The proportion of patients with at least two test results whose first test was AQP4-IgG-positive and then seroreverted from a positive to a negative status was 11% (n=933 participants). Therefore, 89% remained AQP4-IgG positive. Of those who seroreverted for at least one test, 50% turned out to be transient results, with later seroconversion in subsequent tests. Seroreversion was associated with young age and low titers

In those whose tests were initially AQP4-IgG negative, seroconversion to AQP4-IgG positive status occurred in less than 1%.  Patients with sero-reversion had ongoing attacks and seroconversion is associated with subsequent low titers.  Physician’s Weekly spoke with first author and poster presenter Dr. Amy Kunchok, Assistant Professor of Neurology from the Cleveland Clinic, OH, to understand these findings better.

PW: Take-home messages?

Dr. Kunchok: “The main question that we were trying to evaluate here was: what happens over time? What’s the temporal evolution of serology in AQP4-IgG, and what sort of factors affect change in AQP4-IgG status? To that end, we used patients from the Mayo Clinic neuro-immunology laboratory data, which is a large throughput laboratory, to identify patients who were tested for AQP4-IgG from 2007 to 2021. We looked for a cohort that had at least 2 tests to determine, longitudinally, what had happened with their results. We then stratified those patients into those whose first test was positive or those that were subsequently positive and/or negative.

There were 933 patients who had the first AQP4-IgG test scored as positive and who also had at least 1 other test later. When we looked at that group, we saw that of those 830 remained positive in subsequent tests; 89% remained positive over time. The remaining 11% or to be specific, 103 participants, seroreverted. The median time of follow-up was 1-2 years. Of those 830 patients who remained positive, we looked at their titers and saw that the titers essentially stayed stable.

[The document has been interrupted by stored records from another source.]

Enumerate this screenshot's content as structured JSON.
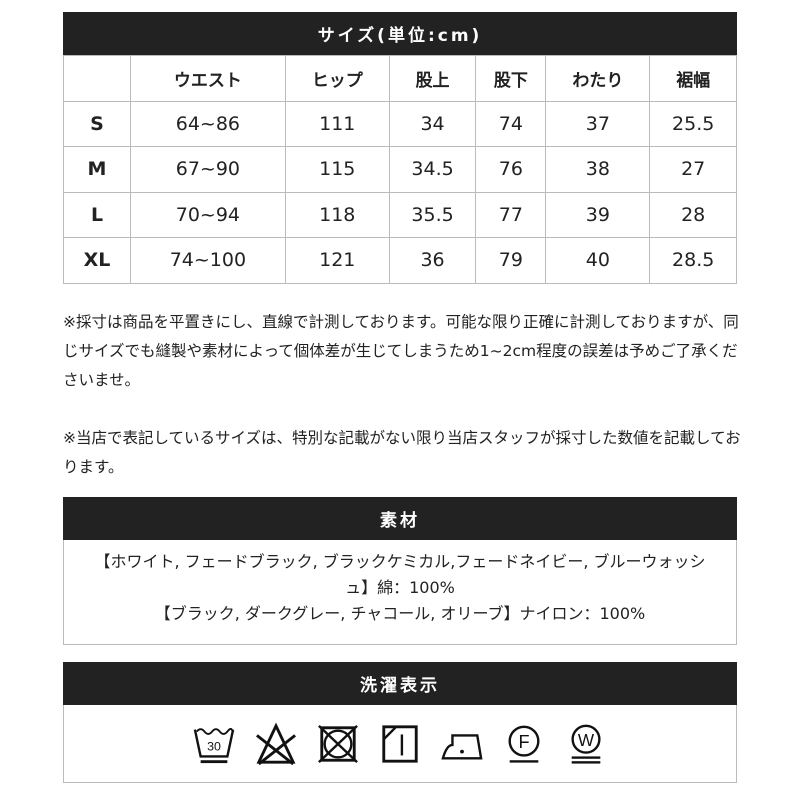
{
  "size_table": {
    "title": "サイズ(単位:cm)",
    "headers": [
      "",
      "ウエスト",
      "ヒップ",
      "股上",
      "股下",
      "わたり",
      "裾幅"
    ],
    "rows": [
      [
        "S",
        "64~86",
        "111",
        "34",
        "74",
        "37",
        "25.5"
      ],
      [
        "M",
        "67~90",
        "115",
        "34.5",
        "76",
        "38",
        "27"
      ],
      [
        "L",
        "70~94",
        "118",
        "35.5",
        "77",
        "39",
        "28"
      ],
      [
        "XL",
        "74~100",
        "121",
        "36",
        "79",
        "40",
        "28.5"
      ]
    ]
  },
  "notes": [
    "※採寸は商品を平置きにし、直線で計測しております。可能な限り正確に計測しておりますが、同じサイズでも縫製や素材によって個体差が生じてしまうため1~2cm程度の誤差は予めご了承くださいませ。",
    "※当店で表記しているサイズは、特別な記載がない限り当店スタッフが採寸した数値を記載しております。"
  ],
  "material": {
    "title": "素材",
    "lines": [
      "【ホワイト, フェードブラック, ブラックケミカル,フェードネイビー, ブルーウォッシュ】綿：100%",
      "【ブラック, ダークグレー, チャコール, オリーブ】ナイロン：100%"
    ]
  },
  "care": {
    "title": "洗濯表示",
    "wash_temp": "30",
    "icons": [
      "wash-30-icon",
      "no-bleach-icon",
      "no-tumble-dry-icon",
      "drip-dry-shade-icon",
      "iron-low-icon",
      "dry-clean-f-icon",
      "wet-clean-w-icon"
    ],
    "f_letter": "F",
    "w_letter": "W"
  }
}
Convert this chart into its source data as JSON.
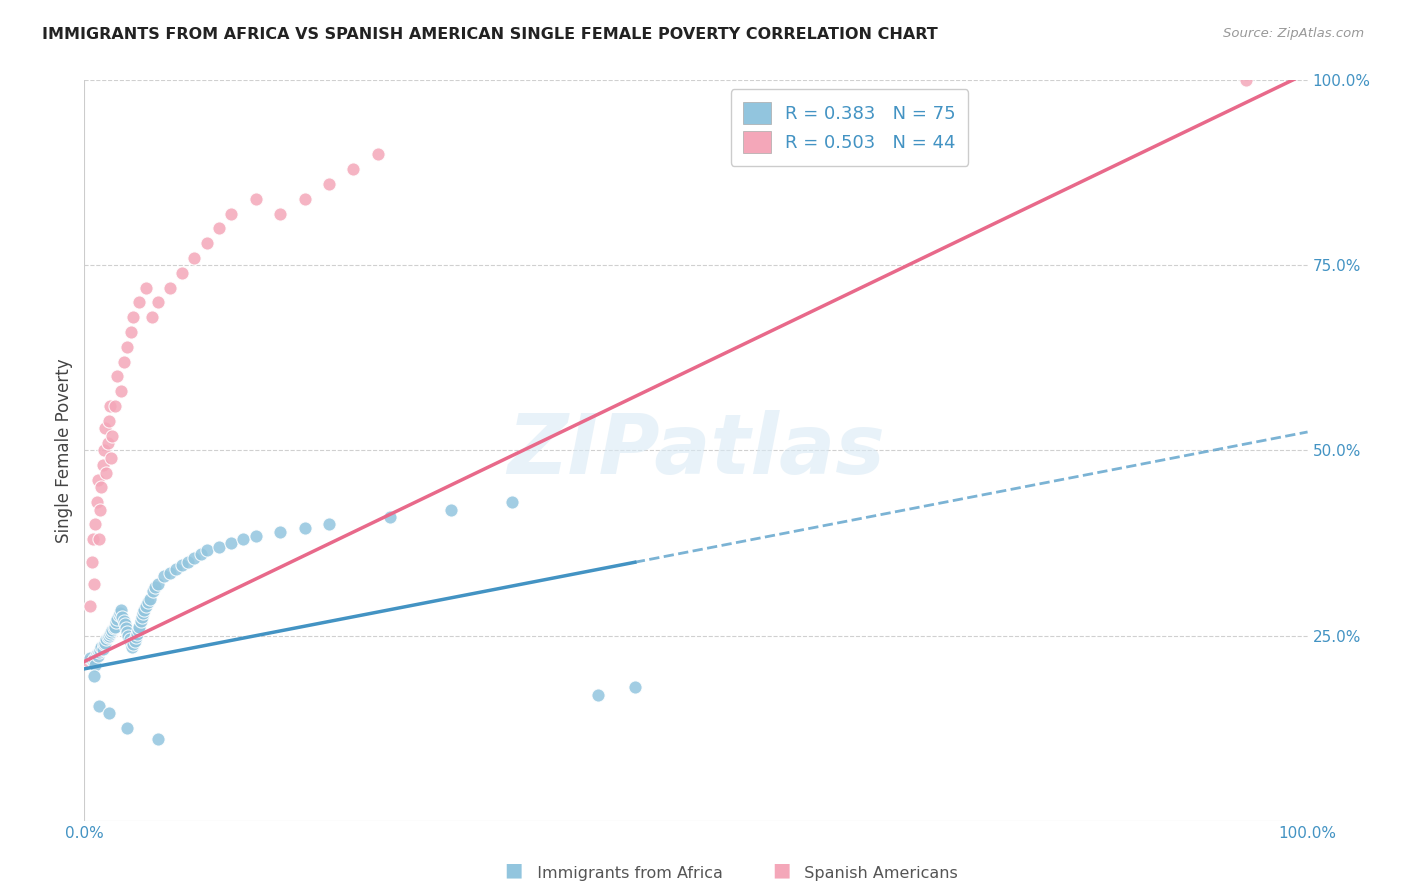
{
  "title": "IMMIGRANTS FROM AFRICA VS SPANISH AMERICAN SINGLE FEMALE POVERTY CORRELATION CHART",
  "source": "Source: ZipAtlas.com",
  "ylabel": "Single Female Poverty",
  "xlim": [
    0,
    1
  ],
  "ylim": [
    0,
    1
  ],
  "ytick_positions": [
    0.25,
    0.5,
    0.75,
    1.0
  ],
  "ytick_labels": [
    "25.0%",
    "50.0%",
    "75.0%",
    "100.0%"
  ],
  "legend_r1": "R = 0.383",
  "legend_n1": "N = 75",
  "legend_r2": "R = 0.503",
  "legend_n2": "N = 44",
  "blue_color": "#92c5de",
  "pink_color": "#f4a7b9",
  "blue_line_color": "#4393c3",
  "pink_line_color": "#e8698a",
  "watermark": "ZIPatlas",
  "background_color": "#ffffff",
  "grid_color": "#d0d0d0",
  "blue_line_intercept": 0.205,
  "blue_line_slope": 0.32,
  "pink_line_intercept": 0.215,
  "pink_line_slope": 0.795,
  "blue_scatter_x": [
    0.005,
    0.007,
    0.008,
    0.009,
    0.01,
    0.011,
    0.012,
    0.013,
    0.014,
    0.015,
    0.016,
    0.017,
    0.018,
    0.019,
    0.02,
    0.021,
    0.022,
    0.023,
    0.024,
    0.025,
    0.026,
    0.027,
    0.028,
    0.029,
    0.03,
    0.031,
    0.032,
    0.033,
    0.034,
    0.035,
    0.036,
    0.037,
    0.038,
    0.039,
    0.04,
    0.041,
    0.042,
    0.043,
    0.044,
    0.045,
    0.046,
    0.047,
    0.048,
    0.049,
    0.05,
    0.052,
    0.054,
    0.056,
    0.058,
    0.06,
    0.065,
    0.07,
    0.075,
    0.08,
    0.085,
    0.09,
    0.095,
    0.1,
    0.11,
    0.12,
    0.13,
    0.14,
    0.16,
    0.18,
    0.2,
    0.25,
    0.3,
    0.35,
    0.42,
    0.45,
    0.008,
    0.012,
    0.02,
    0.035,
    0.06
  ],
  "blue_scatter_y": [
    0.22,
    0.215,
    0.218,
    0.21,
    0.225,
    0.222,
    0.228,
    0.23,
    0.235,
    0.232,
    0.238,
    0.24,
    0.245,
    0.248,
    0.25,
    0.252,
    0.255,
    0.258,
    0.26,
    0.262,
    0.268,
    0.272,
    0.278,
    0.28,
    0.285,
    0.275,
    0.27,
    0.265,
    0.26,
    0.255,
    0.25,
    0.245,
    0.24,
    0.235,
    0.238,
    0.242,
    0.248,
    0.252,
    0.258,
    0.262,
    0.27,
    0.275,
    0.28,
    0.285,
    0.29,
    0.295,
    0.3,
    0.31,
    0.315,
    0.32,
    0.33,
    0.335,
    0.34,
    0.345,
    0.35,
    0.355,
    0.36,
    0.365,
    0.37,
    0.375,
    0.38,
    0.385,
    0.39,
    0.395,
    0.4,
    0.41,
    0.42,
    0.43,
    0.17,
    0.18,
    0.195,
    0.155,
    0.145,
    0.125,
    0.11
  ],
  "pink_scatter_x": [
    0.003,
    0.005,
    0.006,
    0.007,
    0.008,
    0.009,
    0.01,
    0.011,
    0.012,
    0.013,
    0.014,
    0.015,
    0.016,
    0.017,
    0.018,
    0.019,
    0.02,
    0.021,
    0.022,
    0.023,
    0.025,
    0.027,
    0.03,
    0.032,
    0.035,
    0.038,
    0.04,
    0.045,
    0.05,
    0.055,
    0.06,
    0.07,
    0.08,
    0.09,
    0.1,
    0.11,
    0.12,
    0.14,
    0.16,
    0.18,
    0.2,
    0.22,
    0.24,
    0.95
  ],
  "pink_scatter_y": [
    0.215,
    0.29,
    0.35,
    0.38,
    0.32,
    0.4,
    0.43,
    0.46,
    0.38,
    0.42,
    0.45,
    0.48,
    0.5,
    0.53,
    0.47,
    0.51,
    0.54,
    0.56,
    0.49,
    0.52,
    0.56,
    0.6,
    0.58,
    0.62,
    0.64,
    0.66,
    0.68,
    0.7,
    0.72,
    0.68,
    0.7,
    0.72,
    0.74,
    0.76,
    0.78,
    0.8,
    0.82,
    0.84,
    0.82,
    0.84,
    0.86,
    0.88,
    0.9,
    1.0
  ]
}
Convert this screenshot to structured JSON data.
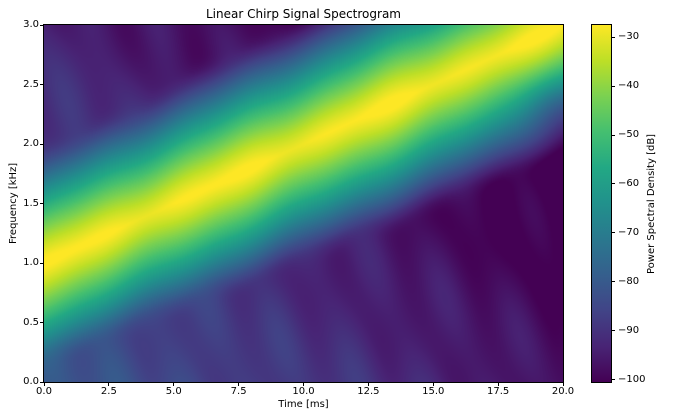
{
  "figure": {
    "title": "Linear Chirp Signal Spectrogram",
    "background": "#ffffff",
    "text_color": "#000000"
  },
  "chart_data": {
    "type": "heatmap",
    "title": "Linear Chirp Signal Spectrogram",
    "xlabel": "Time [ms]",
    "ylabel": "Frequency [kHz]",
    "x_range": [
      0.0,
      20.0
    ],
    "y_range": [
      0.0,
      3.0
    ],
    "grid": false,
    "x_ticks": {
      "values": [
        0.0,
        2.5,
        5.0,
        7.5,
        10.0,
        12.5,
        15.0,
        17.5,
        20.0
      ],
      "labels": [
        "0.0",
        "2.5",
        "5.0",
        "7.5",
        "10.0",
        "12.5",
        "15.0",
        "17.5",
        "20.0"
      ]
    },
    "y_ticks": {
      "values": [
        0.0,
        0.5,
        1.0,
        1.5,
        2.0,
        2.5,
        3.0
      ],
      "labels": [
        "0.0",
        "0.5",
        "1.0",
        "1.5",
        "2.0",
        "2.5",
        "3.0"
      ]
    },
    "colorbar": {
      "label": "Power Spectral Density [dB]",
      "position": "right",
      "vmin": -100.5,
      "vmax": -27.5,
      "tick_values": [
        -30,
        -40,
        -50,
        -60,
        -70,
        -80,
        -90,
        -100
      ],
      "tick_labels": [
        "−30",
        "−40",
        "−50",
        "−60",
        "−70",
        "−80",
        "−90",
        "−100"
      ]
    },
    "colormap": {
      "name": "viridis",
      "stops": [
        [
          0.0,
          "#440154"
        ],
        [
          0.1,
          "#482475"
        ],
        [
          0.2,
          "#414487"
        ],
        [
          0.3,
          "#355f8d"
        ],
        [
          0.4,
          "#2a788e"
        ],
        [
          0.5,
          "#21918c"
        ],
        [
          0.6,
          "#22a884"
        ],
        [
          0.7,
          "#44bf70"
        ],
        [
          0.8,
          "#7ad151"
        ],
        [
          0.9,
          "#bddf26"
        ],
        [
          1.0,
          "#fde725"
        ]
      ]
    },
    "signal_model": {
      "description": "linear chirp ridge rising from 1 kHz at 0 ms to 3 kHz at 20 ms; peak PSD ~ -27.5 dB along ridge; noise floor ~ -81 dB at origin falling to ~ -97 dB bottom-right and ~ -93 dB top-left; dark smudge near t=19.6 ms, f=2.35 kHz",
      "f0_khz": 1.0,
      "f1_khz": 3.0,
      "t_end_ms": 20.0,
      "peak_db": -27.5,
      "ridge_coef": 70,
      "ridge_exp": 1.25,
      "floor_base_db": -81,
      "floor_slope_per_ms": -0.8,
      "floor_slope_per_khz": -4,
      "noise_amp_db": 2.2,
      "smudge": {
        "t_ms": 19.6,
        "f_khz": 2.35,
        "depth_db": 10
      }
    }
  }
}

We then looked at that 103 who seroreverted, and we looked at a few different features. Of the subgroup of patients in that cohort that then went on to have additional tests, 50% of them actually returned to positive, showing that the seroreversion was transient. That made us consider whether the observation of seroreversion is truly reliable. We hypothesized that there might be some factors that are just causing transient seroreversions. We believe that the reversion rate actually may be much less than 11%. Analyzing independent factors excluded gender, but did point to young age (patients under 20 years) and individuals with baseline low titers were more likely to be in this cohort.  Collectively, the seroconversion being transient in individuals with already low titers suggests to us that there is perhaps a limitation with the titers just dropping below the threshold of detection and then recovering to somewhat higher titers later. These data point to the true seroconverted individuals as being probably only a fraction of the total population.”

PW: Clinical implications?

Dr. Kunchok: “In addition, when we looked at the patients for whom we had clinical and treatment data, 25% of those had ongoing attacks. This is really important because it could have implications for clinical trials. These data tell us that if you are trying to use seroconversion as an outcome measure it is not a very reliable measure of clinical activity, especially in those of younger age or with low titers. These data tell us a lot about the test overall and its reliability and that perhaps we are choosing somewhat arbitrary thresholds that may not be relevant clinically and may not predict disease activity. However, it is a fairly reliable test and people do remain at the same titers over time.

Our final conclusions were that AQP4-IgG seroreversion, as well as seroconversion, are both uncommon. Seroreversion is associated with young age and low titers and can be transient, yet it does not really reflect clinical activity. On the other hand, AQP4-IgG  seroconversion is very rare and is associated with low titers. Despite the test’s overall reliability, we suggest avoiding these measures as a surrogate for disease activity outcomes in clinical trials.”